Monte Mills v. Union Pacific Railroad Company
1:22-cv-00143
D. IdahoJan 16, 2024Background
- Monte Mills, a former conductor for Union Pacific Railroad, sued the company after being denied recertification due to failing a color vision field test (the "Light Cannon"), despite previous recertifications after passing other field tests.
- Railroads are federally required to test conductors for color vision deficiencies but have discretion over the choice of follow-up tests after an initial failure.
- Mills alleged that Union Pacific’s use of the Light Cannon test constituted unlawful disability discrimination under the Americans with Disabilities Act (ADA).
- Both parties presented expert witnesses concerning the validity and job-relatedness of the Light Cannon test.

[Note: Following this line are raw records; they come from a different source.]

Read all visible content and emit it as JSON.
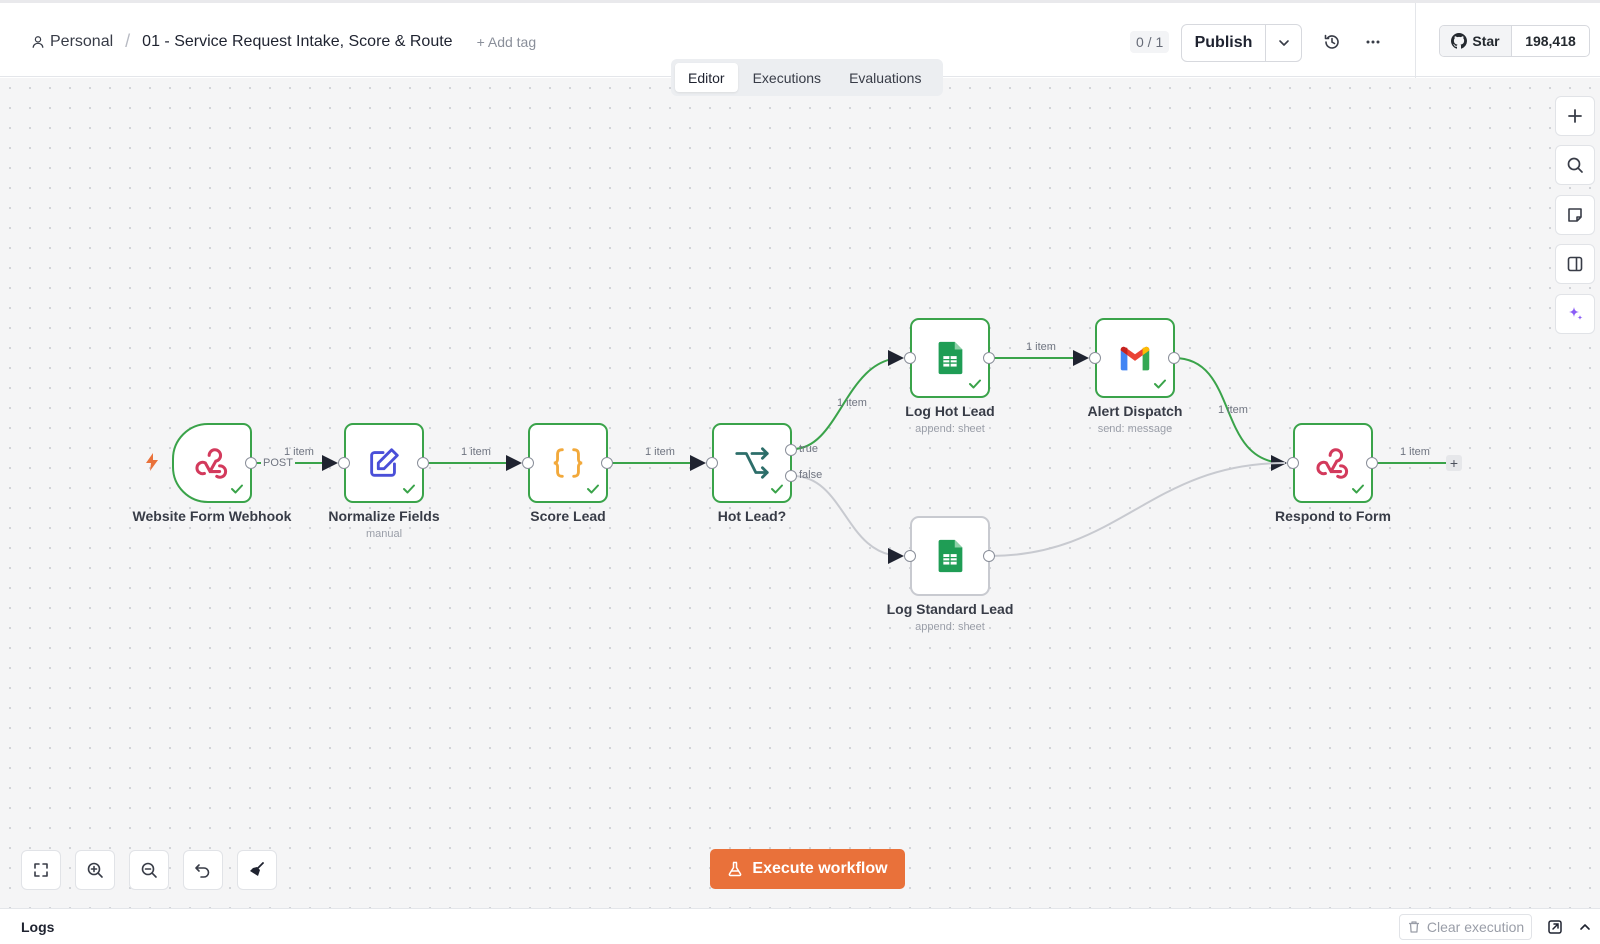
{
  "header": {
    "project": "Personal",
    "workflow_title": "01 - Service Request Intake, Score & Route",
    "add_tag": "+ Add tag",
    "counter": "0 / 1",
    "publish_label": "Publish",
    "github_star": "Star",
    "github_count": "198,418"
  },
  "tabs": [
    {
      "label": "Editor",
      "active": true
    },
    {
      "label": "Executions",
      "active": false
    },
    {
      "label": "Evaluations",
      "active": false
    }
  ],
  "nodes": [
    {
      "id": "webhook",
      "label": "Website Form Webhook",
      "sub": "",
      "icon": "webhook-icon"
    },
    {
      "id": "normalize",
      "label": "Normalize Fields",
      "sub": "manual",
      "icon": "edit-icon"
    },
    {
      "id": "score",
      "label": "Score Lead",
      "sub": "",
      "icon": "code-braces-icon"
    },
    {
      "id": "hot",
      "label": "Hot Lead?",
      "sub": "",
      "icon": "branch-icon"
    },
    {
      "id": "loghot",
      "label": "Log Hot Lead",
      "sub": "append: sheet",
      "icon": "google-sheets-icon"
    },
    {
      "id": "alert",
      "label": "Alert Dispatch",
      "sub": "send: message",
      "icon": "gmail-icon"
    },
    {
      "id": "logstd",
      "label": "Log Standard Lead",
      "sub": "append: sheet",
      "icon": "google-sheets-icon"
    },
    {
      "id": "respond",
      "label": "Respond to Form",
      "sub": "",
      "icon": "webhook-icon"
    }
  ],
  "edge_labels": {
    "item": "1 item",
    "post": "POST",
    "true": "true",
    "false": "false"
  },
  "execute_label": "Execute workflow",
  "logs": {
    "label": "Logs",
    "clear_label": "Clear execution"
  },
  "colors": {
    "success": "#3aa34a",
    "accent": "#e9713a",
    "webhook": "#d33a5c",
    "edit": "#4a4fd8",
    "code": "#f2a93b",
    "branch": "#2d6e6a",
    "sheets": "#1f9d55",
    "ai": "#8b5cf6"
  }
}
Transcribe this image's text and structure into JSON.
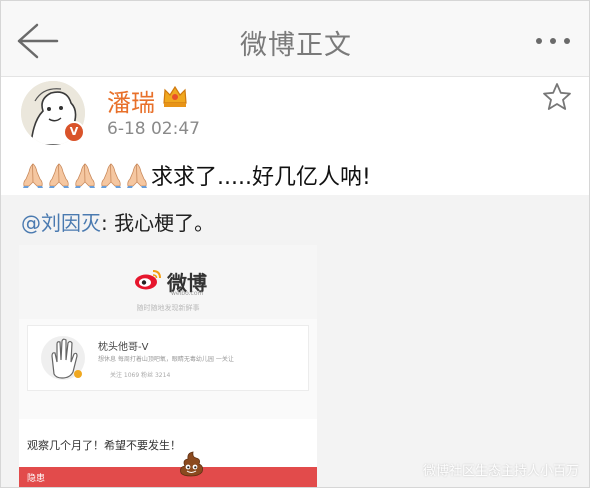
{
  "navbar": {
    "title": "微博正文",
    "back_icon": "back-arrow-icon",
    "more_icon": "more-dots-icon"
  },
  "post": {
    "username": "潘瑞",
    "verified_badge": "V",
    "timestamp": "6-18 02:47",
    "text": "求求了.....好几亿人呐!",
    "pray_emoji_count": 5,
    "username_color": "#e8702a"
  },
  "repost": {
    "mention": "@刘因灭",
    "comment": ": 我心梗了。",
    "mention_color": "#4a7ab0"
  },
  "embed": {
    "logo_text": "微博",
    "logo_sub": "weibo.com",
    "slogan": "随时随地发现新鲜事",
    "profile_name": "枕头他哥-V",
    "profile_desc": "想休息 每周打着山顶吧氧，眼睛无毒幼儿园 一关让",
    "profile_stats": "关注 1069    粉丝 3214",
    "message": "观察几个月了！希望不要发生！",
    "redbar_label": "隐患"
  },
  "watermark": "微博社区生态主持人小百万"
}
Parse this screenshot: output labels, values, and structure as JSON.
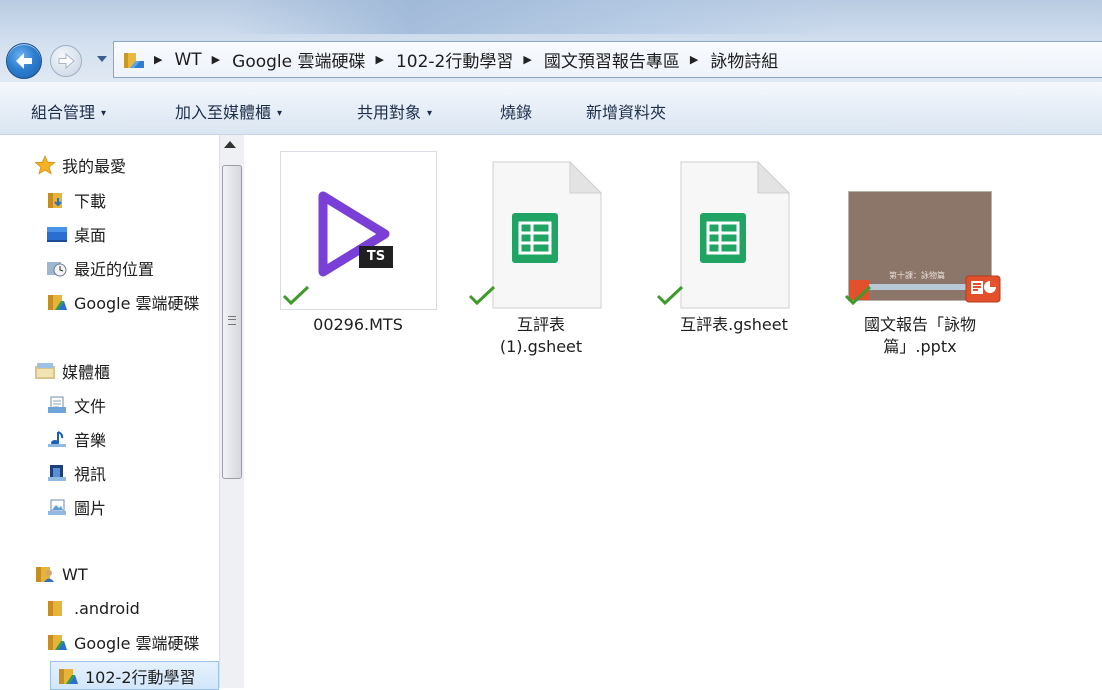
{
  "address_bar": {
    "breadcrumbs": [
      "WT",
      "Google 雲端硬碟",
      "102-2行動學習",
      "國文預習報告專區",
      "詠物詩組"
    ],
    "separator": "▶"
  },
  "toolbar": {
    "items": [
      {
        "label": "組合管理",
        "dropdown": "▾"
      },
      {
        "label": "加入至媒體櫃",
        "dropdown": "▾"
      },
      {
        "label": "共用對象",
        "dropdown": "▾"
      },
      {
        "label": "燒錄"
      },
      {
        "label": "新增資料夾"
      }
    ]
  },
  "nav_pane": {
    "favorites": {
      "label": "我的最愛",
      "items": [
        "下載",
        "桌面",
        "最近的位置",
        "Google 雲端硬碟"
      ]
    },
    "libraries": {
      "label": "媒體櫃",
      "items": [
        "文件",
        "音樂",
        "視訊",
        "圖片"
      ]
    },
    "user": {
      "label": "WT",
      "items": [
        ".android",
        "Google 雲端硬碟",
        "102-2行動學習"
      ]
    }
  },
  "files": [
    {
      "line1": "00296.MTS",
      "line2": "",
      "badge": "TS",
      "type": "video",
      "synced": true
    },
    {
      "line1": "互評表",
      "line2": "(1).gsheet",
      "type": "gsheet",
      "synced": true
    },
    {
      "line1": "互評表.gsheet",
      "line2": "",
      "type": "gsheet",
      "synced": true
    },
    {
      "line1": "國文報告「詠物",
      "line2": "篇」.pptx",
      "type": "pptx",
      "slide_text": "第十課：詠物篇",
      "synced": true
    }
  ],
  "colors": {
    "sync_check": "#3e9a2a",
    "sheets_green": "#1fa463",
    "video_purple": "#7a3fd6",
    "pptx_orange": "#e2512c"
  }
}
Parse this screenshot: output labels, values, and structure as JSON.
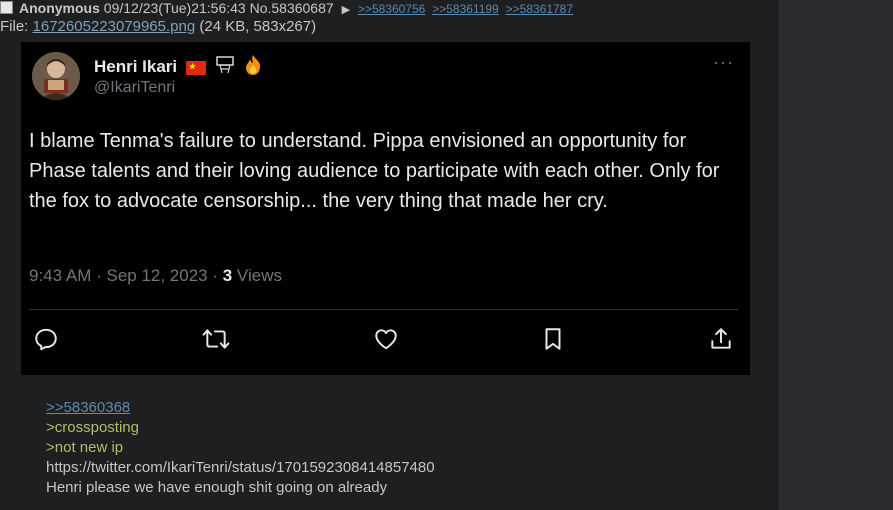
{
  "post": {
    "name": "Anonymous",
    "datetime": "09/12/23(Tue)21:56:43",
    "number": "No.58360687",
    "menu_arrow": "▶",
    "backlinks": [
      ">>58360756",
      ">>58361199",
      ">>58361787"
    ],
    "file_prefix": "File: ",
    "file_name": "1672605223079965.png",
    "file_info": "(24 KB, 583x267)"
  },
  "tweet": {
    "display_name": "Henri Ikari",
    "handle": "@IkariTenri",
    "more": "···",
    "text": "I blame Tenma's failure to understand. Pippa envisioned an opportunity for Phase talents and their loving audience to participate with each other. Only for the fox to advocate censorship... the very thing that made her cry.",
    "timestamp": "9:43 AM · Sep 12, 2023 · ",
    "views_count": "3",
    "views_label": " Views",
    "icons": [
      "reply-icon",
      "retweet-icon",
      "like-icon",
      "bookmark-icon",
      "share-icon"
    ],
    "emojis": [
      "china-flag-icon",
      "basketball-hoop-icon",
      "fire-icon"
    ]
  },
  "comment": {
    "quote_link": ">>58360368",
    "greentext_1": ">crossposting",
    "greentext_2": ">not new ip",
    "url": "https://twitter.com/IkariTenri/status/1701592308414857480",
    "message": "Henri please we have enough shit going on already"
  },
  "colors": {
    "background": "#1d1f21",
    "text": "#c5c8c6",
    "link": "#81a2be",
    "greentext": "#b5bd68",
    "tweet_bg": "#000000",
    "tweet_muted": "#71767b"
  }
}
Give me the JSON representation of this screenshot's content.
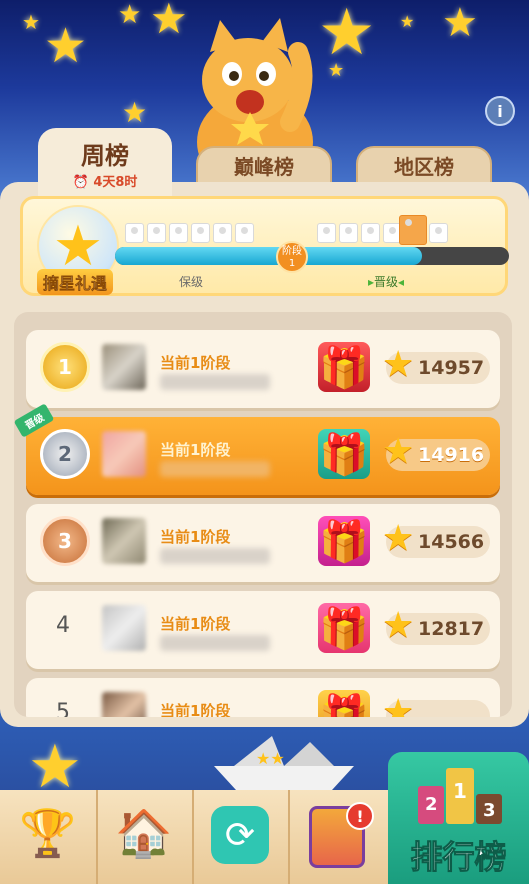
{
  "tabs": [
    {
      "label": "周榜",
      "sublabel": "4天8时",
      "active": true
    },
    {
      "label": "巅峰榜",
      "active": false
    },
    {
      "label": "地区榜",
      "active": false
    }
  ],
  "reward": {
    "title": "摘星礼遇",
    "stage_label": "阶段",
    "stage_number": "1",
    "relegation_label": "保级",
    "promotion_label": "晋级",
    "progress": 0.78
  },
  "info_icon": "i",
  "promote_tag": "晋级",
  "leaderboard": [
    {
      "rank": "1",
      "medal": "gold",
      "stage": "当前1阶段",
      "score": "14957",
      "gift": "red-gift",
      "highlighted": false
    },
    {
      "rank": "2",
      "medal": "silver",
      "stage": "当前1阶段",
      "score": "14916",
      "gift": "teal-gift",
      "highlighted": true
    },
    {
      "rank": "3",
      "medal": "bronze",
      "stage": "当前1阶段",
      "score": "14566",
      "gift": "pink-gift",
      "highlighted": false
    },
    {
      "rank": "4",
      "medal": "none",
      "stage": "当前1阶段",
      "score": "12817",
      "gift": "pink-gold-gift",
      "highlighted": false
    },
    {
      "rank": "5",
      "medal": "none",
      "stage": "当前1阶段",
      "score": "",
      "gift": "gold-gift",
      "highlighted": false
    }
  ],
  "nav": {
    "items": [
      {
        "icon": "trophy-icon"
      },
      {
        "icon": "home-renovate-icon"
      },
      {
        "icon": "refresh-icon"
      },
      {
        "icon": "cards-icon",
        "badge": "!"
      }
    ],
    "active_label": "排行榜",
    "podium": [
      "2",
      "1",
      "3"
    ]
  },
  "colors": {
    "accent_orange": "#f4941b",
    "tab_active": "#f6ecd9",
    "nav_active": "#1a9d7e"
  }
}
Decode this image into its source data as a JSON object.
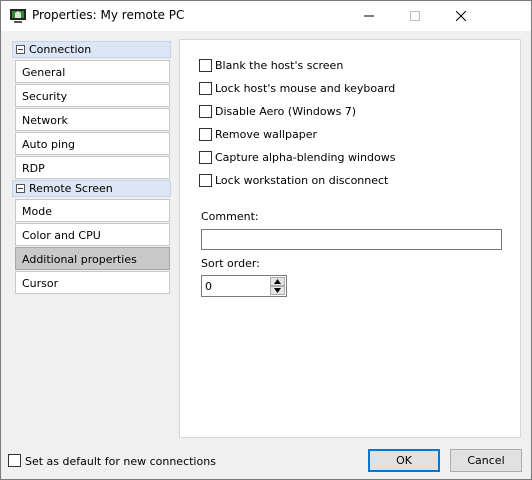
{
  "window": {
    "title": "Properties: My remote PC"
  },
  "sidebar": {
    "sections": [
      {
        "label": "Connection",
        "items": [
          "General",
          "Security",
          "Network",
          "Auto ping",
          "RDP"
        ]
      },
      {
        "label": "Remote Screen",
        "items": [
          "Mode",
          "Color and CPU",
          "Additional properties",
          "Cursor"
        ]
      }
    ],
    "selected_item": "Additional properties"
  },
  "options": [
    {
      "label": "Blank the host's screen",
      "checked": false
    },
    {
      "label": "Lock host's mouse and keyboard",
      "checked": false
    },
    {
      "label": "Disable Aero (Windows 7)",
      "checked": false
    },
    {
      "label": "Remove wallpaper",
      "checked": false
    },
    {
      "label": "Capture alpha-blending windows",
      "checked": false
    },
    {
      "label": "Lock workstation on disconnect",
      "checked": false
    }
  ],
  "comment": {
    "label": "Comment:",
    "value": ""
  },
  "sort_order": {
    "label": "Sort order:",
    "value": "0"
  },
  "footer": {
    "default_label": "Set as default for new connections",
    "default_checked": false,
    "ok_label": "OK",
    "cancel_label": "Cancel"
  },
  "colors": {
    "section_header_bg": "#dde6f4",
    "selected_item_bg": "#c9c9c9",
    "ok_border": "#0078d7",
    "app_icon_green": "#2e8b2e"
  },
  "icons": {
    "app": "remote-desktop-icon",
    "minimize": "minimize-icon",
    "maximize": "maximize-icon",
    "close": "close-icon"
  }
}
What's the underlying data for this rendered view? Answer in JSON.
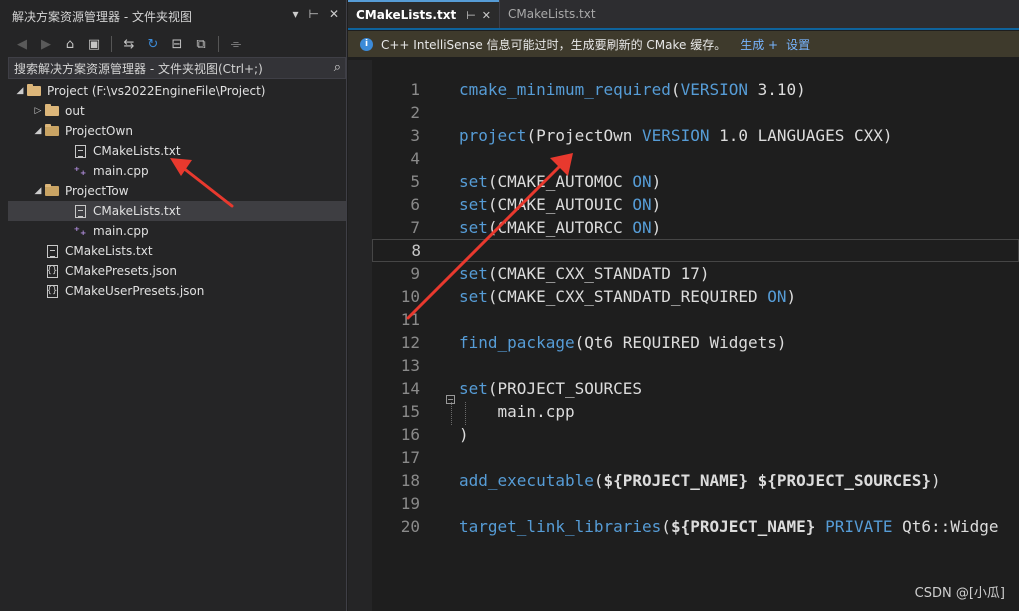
{
  "solution_explorer": {
    "title": "解决方案资源管理器 - 文件夹视图",
    "title_controls": [
      "▾",
      "⊢",
      "✕"
    ],
    "search_placeholder": "搜索解决方案资源管理器 - 文件夹视图(Ctrl+;)",
    "tree": [
      {
        "label": "Project (F:\\vs2022EngineFile\\Project)",
        "depth": 0,
        "arrow": "◢",
        "icon": "solution-folder-icon"
      },
      {
        "label": "out",
        "depth": 1,
        "arrow": "▷",
        "icon": "folder-icon"
      },
      {
        "label": "ProjectOwn",
        "depth": 1,
        "arrow": "◢",
        "icon": "folder-open-icon"
      },
      {
        "label": "CMakeLists.txt",
        "depth": 2,
        "arrow": "",
        "icon": "text-file-icon"
      },
      {
        "label": "main.cpp",
        "depth": 2,
        "arrow": "",
        "icon": "cpp-file-icon"
      },
      {
        "label": "ProjectTow",
        "depth": 1,
        "arrow": "◢",
        "icon": "folder-open-icon"
      },
      {
        "label": "CMakeLists.txt",
        "depth": 2,
        "arrow": "",
        "icon": "text-file-icon",
        "selected": true
      },
      {
        "label": "main.cpp",
        "depth": 2,
        "arrow": "",
        "icon": "cpp-file-icon"
      },
      {
        "label": "CMakeLists.txt",
        "depth": 1,
        "arrow": "",
        "icon": "text-file-icon"
      },
      {
        "label": "CMakePresets.json",
        "depth": 1,
        "arrow": "",
        "icon": "json-file-icon"
      },
      {
        "label": "CMakeUserPresets.json",
        "depth": 1,
        "arrow": "",
        "icon": "json-file-icon"
      }
    ]
  },
  "editor": {
    "tabs": [
      {
        "label": "CMakeLists.txt",
        "active": true,
        "pin": "⊢",
        "close": "✕"
      },
      {
        "label": "CMakeLists.txt",
        "active": false
      }
    ],
    "infobar": {
      "icon": "i",
      "message": "C++ IntelliSense 信息可能过时，生成要刷新的 CMake 缓存。",
      "action_generate": "生成 +",
      "action_settings": "设置"
    },
    "lines": [
      {
        "n": "1",
        "tokens": [
          [
            "fn",
            "cmake_minimum_required"
          ],
          [
            "txt",
            "("
          ],
          [
            "kw",
            "VERSION"
          ],
          [
            "txt",
            " 3.10)"
          ]
        ]
      },
      {
        "n": "2",
        "tokens": []
      },
      {
        "n": "3",
        "tokens": [
          [
            "fn",
            "project"
          ],
          [
            "txt",
            "(ProjectOwn "
          ],
          [
            "kw",
            "VERSION"
          ],
          [
            "txt",
            " 1.0 LANGUAGES CXX)"
          ]
        ]
      },
      {
        "n": "4",
        "tokens": []
      },
      {
        "n": "5",
        "tokens": [
          [
            "fn",
            "set"
          ],
          [
            "txt",
            "(CMAKE_AUTOMOC "
          ],
          [
            "kw",
            "ON"
          ],
          [
            "txt",
            ")"
          ]
        ]
      },
      {
        "n": "6",
        "tokens": [
          [
            "fn",
            "set"
          ],
          [
            "txt",
            "(CMAKE_AUTOUIC "
          ],
          [
            "kw",
            "ON"
          ],
          [
            "txt",
            ")"
          ]
        ]
      },
      {
        "n": "7",
        "tokens": [
          [
            "fn",
            "set"
          ],
          [
            "txt",
            "(CMAKE_AUTORCC "
          ],
          [
            "kw",
            "ON"
          ],
          [
            "txt",
            ")"
          ]
        ]
      },
      {
        "n": "8",
        "tokens": [],
        "current": true
      },
      {
        "n": "9",
        "tokens": [
          [
            "fn",
            "set"
          ],
          [
            "txt",
            "(CMAKE_CXX_STANDATD 17)"
          ]
        ]
      },
      {
        "n": "10",
        "tokens": [
          [
            "fn",
            "set"
          ],
          [
            "txt",
            "(CMAKE_CXX_STANDATD_REQUIRED "
          ],
          [
            "kw",
            "ON"
          ],
          [
            "txt",
            ")"
          ]
        ]
      },
      {
        "n": "11",
        "tokens": []
      },
      {
        "n": "12",
        "tokens": [
          [
            "fn",
            "find_package"
          ],
          [
            "txt",
            "(Qt6 REQUIRED Widgets)"
          ]
        ]
      },
      {
        "n": "13",
        "tokens": []
      },
      {
        "n": "14",
        "tokens": [
          [
            "fn",
            "set"
          ],
          [
            "txt",
            "(PROJECT_SOURCES"
          ]
        ],
        "collapse": true
      },
      {
        "n": "15",
        "tokens": [
          [
            "txt",
            "    main.cpp"
          ]
        ],
        "guide": true
      },
      {
        "n": "16",
        "tokens": [
          [
            "txt",
            ")"
          ]
        ]
      },
      {
        "n": "17",
        "tokens": []
      },
      {
        "n": "18",
        "tokens": [
          [
            "fn",
            "add_executable"
          ],
          [
            "txt",
            "("
          ],
          [
            "var",
            "${PROJECT_NAME}"
          ],
          [
            "txt",
            " "
          ],
          [
            "var",
            "${PROJECT_SOURCES}"
          ],
          [
            "txt",
            ")"
          ]
        ]
      },
      {
        "n": "19",
        "tokens": []
      },
      {
        "n": "20",
        "tokens": [
          [
            "fn",
            "target_link_libraries"
          ],
          [
            "txt",
            "("
          ],
          [
            "var",
            "${PROJECT_NAME}"
          ],
          [
            "txt",
            " "
          ],
          [
            "kw",
            "PRIVATE"
          ],
          [
            "txt",
            " Qt6::Widge"
          ]
        ]
      }
    ]
  },
  "watermark": "CSDN @[小瓜]",
  "colors": {
    "accent_blue": "#569cd6",
    "annotation_red": "#e8392e",
    "folder": "#dcb67a",
    "infobar": "#3e3a2c"
  }
}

- Union Pacific moved to exclude Mills’ expert testimony, for summary judgment, and to strike portions of Mills' evidence; Mills sought to exclude Union Pacific’s expert and introduce a supplemental authority.
- The decision was on pre-trial motions, notably summary judgment and evidentiary/expert challenges, not a trial verdict.
Issues
| Issue | Plaintiff's Argument | Defendant's Argument | Held |
|---|---|---|---|
| Exclusion of Union Pacific’s Expert (Fender) | Fender’s testimony is irrelevant and unreliable (lacks medical/scientific basis) | Fender’s regulatory/safety expertise makes testimony reliable and relevant | DENIED – Testimony is admissible as relevant and reliable but not dispositive |
| Summary Judgment (Timeliness of Claim) | Did not receive EEOC right-to-sue letter; claim is not time-barred | Mills received right-to-sue letter; action is untimely | DENIED – Factual dispute; Union Pacific failed to prove mailing of notice |
| Summary Judgment (Qualified Individual under ADA) | Mills is qualified based on work history and previous safe job performance | Failure of Light Cannon shows Mills isn’t qualified under federal standards | DENIED – Jury could find Mills qualified; issue of fact remains |
| Motion to Strike Plaintiff’s Experts | Experts’ opinions are based on facts and their expertise, not mere hearsay | Opinions are speculative, founded on another’s study, no personal knowledge | DENIED – Testimony has a sufficient factual basis, meets admissibility standards |
| Notice of Supplemental Authority | EEOC complaint against Union Pacific is relevant and should be considered | Mere complaint filing is not legal authority | SUSTAINED – Complaint is not supplemental authority; notice stricken |
Key Cases Cited
- Daubert v. Merrell Dow Pharms., Inc., 509 U.S. 579 (admissibility standards for expert testimony)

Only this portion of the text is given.